Comment by somethingsome
11 hours ago
I would love that, I mostly work with ideas and the codes are implementation details for me, so yes, in some way, having automated code generation would allow me to be way more productive. I'm not against it, I'm just scared about the efficiency of the approach by an LLM (at the moment at least)
The example codes they give is 'implementing deep learning papers', I find those papers the easiest to implement compared to some obscure algorithm for example that can't rely on frameworks such as pytorch and where speed is critical.
I can't find the essay, but I think it was wolfram that wrote that we should let students use Mathematica and educate them in using it from a young age, the rationale behind is: before you had to use logarithmic tables, and it took much time during the education.

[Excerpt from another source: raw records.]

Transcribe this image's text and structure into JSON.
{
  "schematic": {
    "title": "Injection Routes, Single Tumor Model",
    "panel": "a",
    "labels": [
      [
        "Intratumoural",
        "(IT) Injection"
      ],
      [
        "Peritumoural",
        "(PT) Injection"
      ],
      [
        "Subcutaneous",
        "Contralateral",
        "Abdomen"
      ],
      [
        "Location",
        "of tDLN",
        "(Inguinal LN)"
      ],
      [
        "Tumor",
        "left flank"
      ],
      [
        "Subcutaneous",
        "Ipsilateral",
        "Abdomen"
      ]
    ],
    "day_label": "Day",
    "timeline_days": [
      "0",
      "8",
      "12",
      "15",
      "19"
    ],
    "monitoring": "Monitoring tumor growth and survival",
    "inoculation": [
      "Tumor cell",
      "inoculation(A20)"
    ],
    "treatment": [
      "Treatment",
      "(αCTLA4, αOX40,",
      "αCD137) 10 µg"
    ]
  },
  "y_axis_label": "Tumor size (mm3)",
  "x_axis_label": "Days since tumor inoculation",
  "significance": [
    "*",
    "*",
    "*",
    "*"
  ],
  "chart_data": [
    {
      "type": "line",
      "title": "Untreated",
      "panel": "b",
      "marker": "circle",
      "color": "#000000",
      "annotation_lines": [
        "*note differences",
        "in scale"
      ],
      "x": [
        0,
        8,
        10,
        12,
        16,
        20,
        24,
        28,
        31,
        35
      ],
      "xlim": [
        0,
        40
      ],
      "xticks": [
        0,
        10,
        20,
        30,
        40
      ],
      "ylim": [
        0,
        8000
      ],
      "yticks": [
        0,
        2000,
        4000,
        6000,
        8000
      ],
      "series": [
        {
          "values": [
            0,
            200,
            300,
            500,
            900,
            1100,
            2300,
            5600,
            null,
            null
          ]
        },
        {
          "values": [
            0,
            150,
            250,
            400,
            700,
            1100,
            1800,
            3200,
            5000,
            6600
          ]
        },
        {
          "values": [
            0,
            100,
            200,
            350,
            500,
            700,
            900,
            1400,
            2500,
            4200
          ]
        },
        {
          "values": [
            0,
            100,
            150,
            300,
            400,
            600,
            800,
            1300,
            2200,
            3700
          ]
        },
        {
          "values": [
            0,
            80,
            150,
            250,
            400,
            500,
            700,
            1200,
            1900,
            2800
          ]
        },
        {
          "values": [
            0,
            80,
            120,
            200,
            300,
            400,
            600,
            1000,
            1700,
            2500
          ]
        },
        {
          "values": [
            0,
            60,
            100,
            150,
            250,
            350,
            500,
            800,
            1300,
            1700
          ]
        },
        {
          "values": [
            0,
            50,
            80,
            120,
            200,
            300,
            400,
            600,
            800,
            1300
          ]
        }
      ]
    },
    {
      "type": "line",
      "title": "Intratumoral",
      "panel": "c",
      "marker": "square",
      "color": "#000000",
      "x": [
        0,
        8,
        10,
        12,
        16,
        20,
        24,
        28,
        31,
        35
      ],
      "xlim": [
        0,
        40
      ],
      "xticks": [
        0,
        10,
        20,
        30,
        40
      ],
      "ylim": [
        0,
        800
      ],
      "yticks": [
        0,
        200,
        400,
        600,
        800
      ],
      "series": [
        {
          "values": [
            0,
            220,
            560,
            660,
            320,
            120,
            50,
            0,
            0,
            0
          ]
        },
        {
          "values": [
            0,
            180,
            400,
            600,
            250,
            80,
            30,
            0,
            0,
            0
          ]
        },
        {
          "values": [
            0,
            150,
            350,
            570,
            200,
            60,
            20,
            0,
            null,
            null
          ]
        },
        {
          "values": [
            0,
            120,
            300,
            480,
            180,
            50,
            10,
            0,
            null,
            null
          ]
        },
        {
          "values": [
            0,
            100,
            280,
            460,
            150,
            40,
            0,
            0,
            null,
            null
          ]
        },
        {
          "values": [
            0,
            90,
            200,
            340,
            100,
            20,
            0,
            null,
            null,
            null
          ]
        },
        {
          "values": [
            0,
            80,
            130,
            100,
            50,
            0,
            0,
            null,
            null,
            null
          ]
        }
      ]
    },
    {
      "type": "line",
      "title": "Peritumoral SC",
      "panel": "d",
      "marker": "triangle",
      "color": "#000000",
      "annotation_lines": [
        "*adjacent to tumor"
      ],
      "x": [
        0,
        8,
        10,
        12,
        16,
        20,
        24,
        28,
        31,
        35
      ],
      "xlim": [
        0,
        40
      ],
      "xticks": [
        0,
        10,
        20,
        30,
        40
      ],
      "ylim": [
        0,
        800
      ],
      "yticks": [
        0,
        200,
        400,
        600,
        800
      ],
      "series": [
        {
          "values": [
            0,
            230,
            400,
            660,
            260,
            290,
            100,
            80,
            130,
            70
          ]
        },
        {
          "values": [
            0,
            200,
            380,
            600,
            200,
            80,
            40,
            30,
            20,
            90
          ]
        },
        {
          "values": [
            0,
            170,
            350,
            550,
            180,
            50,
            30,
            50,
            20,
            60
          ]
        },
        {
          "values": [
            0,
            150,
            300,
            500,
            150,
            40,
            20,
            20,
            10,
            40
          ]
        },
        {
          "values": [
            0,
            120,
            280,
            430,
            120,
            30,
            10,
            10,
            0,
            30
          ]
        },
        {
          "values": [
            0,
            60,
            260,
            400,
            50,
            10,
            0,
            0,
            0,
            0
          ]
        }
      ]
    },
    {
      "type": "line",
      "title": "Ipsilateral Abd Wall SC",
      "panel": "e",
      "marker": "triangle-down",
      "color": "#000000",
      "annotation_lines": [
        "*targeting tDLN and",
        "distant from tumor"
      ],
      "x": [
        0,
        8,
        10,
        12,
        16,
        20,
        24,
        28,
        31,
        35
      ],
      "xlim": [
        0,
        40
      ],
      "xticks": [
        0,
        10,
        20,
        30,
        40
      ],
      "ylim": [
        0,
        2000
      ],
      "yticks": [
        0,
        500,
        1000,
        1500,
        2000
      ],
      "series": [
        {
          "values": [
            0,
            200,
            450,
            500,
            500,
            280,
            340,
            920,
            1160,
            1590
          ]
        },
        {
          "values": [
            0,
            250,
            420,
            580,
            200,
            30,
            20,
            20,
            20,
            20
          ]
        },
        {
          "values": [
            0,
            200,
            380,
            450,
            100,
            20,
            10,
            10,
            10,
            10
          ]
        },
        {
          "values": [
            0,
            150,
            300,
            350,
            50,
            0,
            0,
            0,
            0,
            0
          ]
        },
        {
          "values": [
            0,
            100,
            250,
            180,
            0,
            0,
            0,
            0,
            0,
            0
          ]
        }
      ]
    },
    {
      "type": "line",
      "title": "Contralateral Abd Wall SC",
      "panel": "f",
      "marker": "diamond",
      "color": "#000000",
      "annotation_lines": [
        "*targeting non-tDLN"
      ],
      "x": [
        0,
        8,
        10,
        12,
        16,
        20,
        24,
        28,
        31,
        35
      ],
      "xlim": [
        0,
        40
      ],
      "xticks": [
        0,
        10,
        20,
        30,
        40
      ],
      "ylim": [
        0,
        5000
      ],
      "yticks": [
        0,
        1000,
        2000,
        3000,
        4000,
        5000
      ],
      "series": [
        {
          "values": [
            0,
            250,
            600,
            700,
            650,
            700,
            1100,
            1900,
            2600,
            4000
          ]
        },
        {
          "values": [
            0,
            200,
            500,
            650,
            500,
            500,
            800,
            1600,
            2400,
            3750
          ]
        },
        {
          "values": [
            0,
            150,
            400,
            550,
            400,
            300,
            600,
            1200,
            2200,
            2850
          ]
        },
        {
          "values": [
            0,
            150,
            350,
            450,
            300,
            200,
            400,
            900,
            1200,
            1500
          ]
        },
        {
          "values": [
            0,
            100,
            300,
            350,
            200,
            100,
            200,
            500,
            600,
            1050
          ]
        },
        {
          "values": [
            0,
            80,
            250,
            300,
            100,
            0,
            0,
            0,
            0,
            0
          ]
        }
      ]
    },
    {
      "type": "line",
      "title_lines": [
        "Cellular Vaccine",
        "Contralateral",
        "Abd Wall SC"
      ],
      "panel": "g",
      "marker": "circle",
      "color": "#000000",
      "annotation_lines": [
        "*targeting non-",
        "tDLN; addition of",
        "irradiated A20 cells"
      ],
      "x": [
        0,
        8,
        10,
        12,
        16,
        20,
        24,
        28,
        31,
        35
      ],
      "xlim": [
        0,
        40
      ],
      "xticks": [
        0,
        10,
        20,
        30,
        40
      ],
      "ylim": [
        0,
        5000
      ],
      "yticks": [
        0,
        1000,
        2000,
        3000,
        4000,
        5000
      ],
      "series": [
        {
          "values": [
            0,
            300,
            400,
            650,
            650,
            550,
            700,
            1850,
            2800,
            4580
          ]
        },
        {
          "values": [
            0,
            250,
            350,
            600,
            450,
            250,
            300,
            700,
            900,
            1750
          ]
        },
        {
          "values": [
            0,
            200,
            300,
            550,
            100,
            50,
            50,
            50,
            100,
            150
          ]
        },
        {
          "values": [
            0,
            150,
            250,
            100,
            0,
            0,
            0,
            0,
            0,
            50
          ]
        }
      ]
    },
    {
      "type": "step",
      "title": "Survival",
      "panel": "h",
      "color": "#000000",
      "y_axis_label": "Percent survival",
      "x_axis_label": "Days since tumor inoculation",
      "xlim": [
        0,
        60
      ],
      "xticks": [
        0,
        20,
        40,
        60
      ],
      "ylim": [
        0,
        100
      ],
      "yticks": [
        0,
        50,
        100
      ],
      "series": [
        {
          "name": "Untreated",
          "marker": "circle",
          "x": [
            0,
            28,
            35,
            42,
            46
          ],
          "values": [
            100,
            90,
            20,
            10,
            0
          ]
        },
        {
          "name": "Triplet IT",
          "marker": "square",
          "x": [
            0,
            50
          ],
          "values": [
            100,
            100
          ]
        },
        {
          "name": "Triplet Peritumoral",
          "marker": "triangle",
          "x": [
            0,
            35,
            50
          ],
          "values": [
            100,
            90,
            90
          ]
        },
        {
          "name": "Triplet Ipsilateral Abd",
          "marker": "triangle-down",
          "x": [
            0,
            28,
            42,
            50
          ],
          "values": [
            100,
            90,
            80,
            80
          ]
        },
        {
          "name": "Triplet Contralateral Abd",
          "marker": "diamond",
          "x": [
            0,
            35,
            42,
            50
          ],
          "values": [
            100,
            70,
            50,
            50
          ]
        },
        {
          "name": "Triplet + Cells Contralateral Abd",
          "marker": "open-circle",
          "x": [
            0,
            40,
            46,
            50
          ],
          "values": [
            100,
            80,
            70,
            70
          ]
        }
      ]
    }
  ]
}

Then, with the event of the calculator, students could instantaneously compute logarithms, so they could focus on more advanced ideas that use them. With Mathematica they could automatically execute matrix operations, so they would spend most of the time thinking about matrix operations instead of just learning how to manipulate a matrix by hand.
So with more powerful tools, you can expand the capabilities faster.
But the main difference I see here, is that maths are precise and well defined. Here you get a software which is a sample in the space of possible softwares that solve the problem (if you are lucky).
To get to the metaphorical point punchcards->GHC you need a LLM tool that give always the same answer, and hopefully, the optimal one, and with small changes in the paper, it moves the software in the space of viable softwares only a bit. Maybe we will get there, but this is not yet what this paper proposes
It would be very interesting to teach kids math using Mathmatica starting from kindergarten.